To say the Olympics was a tough ride for Canada would be an understatement. We were hardly alone on that front, either. Australian athletes, who also struggled with lockdowns and an inability to race for much of the year before the Olympics, didn’t have the races many expected they were capable of in Tokyo, either.
An Achilles tendon injury appears to have hampered Tyler Mislawchuk’s race – after possibly the best swim of his career, he came off the bike in a perfect position, but was unable to pull out the run we know he is capable of.
Throughout the Olympic run up, Brown basically wasn’t able to catch any sort of break.

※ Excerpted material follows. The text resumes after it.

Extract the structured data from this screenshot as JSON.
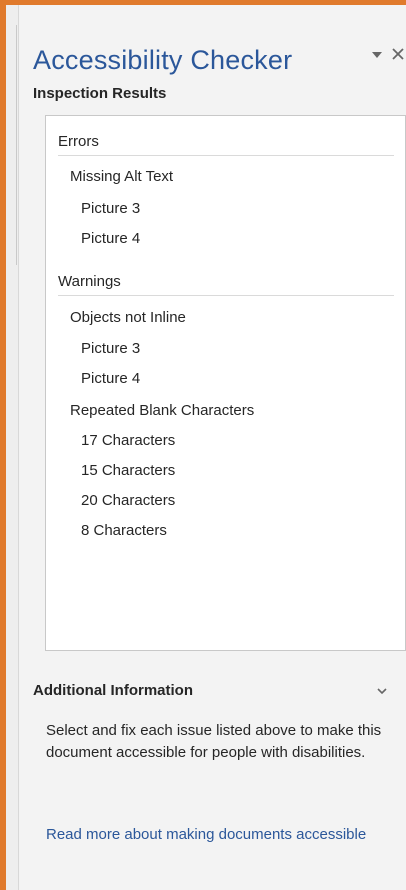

She endured everything from that broken nose sustained while warming up in Yokohama to a kidney infection that left her hospitalized in Portugal. In Tokyo she had not one, but two, flat tires during the individual race in Tokyo.
As tough as it was for Brown and Mislawchuk, for Kretz the Olympics provided even more proof of just how gutsy an athlete she is. Like Mislawchuk she finished 15th, an impressive performance and a big improvement on her 34th in Rio. While he’s obviously a bit biased, her coach Alex Sereno wasn’t surprised to see Kretz pull through in Tokyo.
“Amelie is a legend,” Sereno says. “What she did to get our second spot, well it reflects on how she is an amazing world-class athlete.”
While she didn’t get a chance to really show her talent at her “home-town” race in Montreal in August due to an injury that forced our out of the WTCS racing there, there’s no denying that Kretz deserves the honour as our top Olympic-distance elite athlete of 2021.
Kretz is all-too-aware of the support that made her Olympic performance possible. Knowing they wouldn’t be allowed to travel to Japan, heading into the Games her parents and Sereno joined her in Boulder to provide much needed support.
“This road was bumpy to say the least, but the support of my incredible team made it easy for me to keep pushing through all the rough times,” she says. “Thank you to everyone in my corner!”
Here at Triathlon Magazine Canada we’re very much in that corner, too.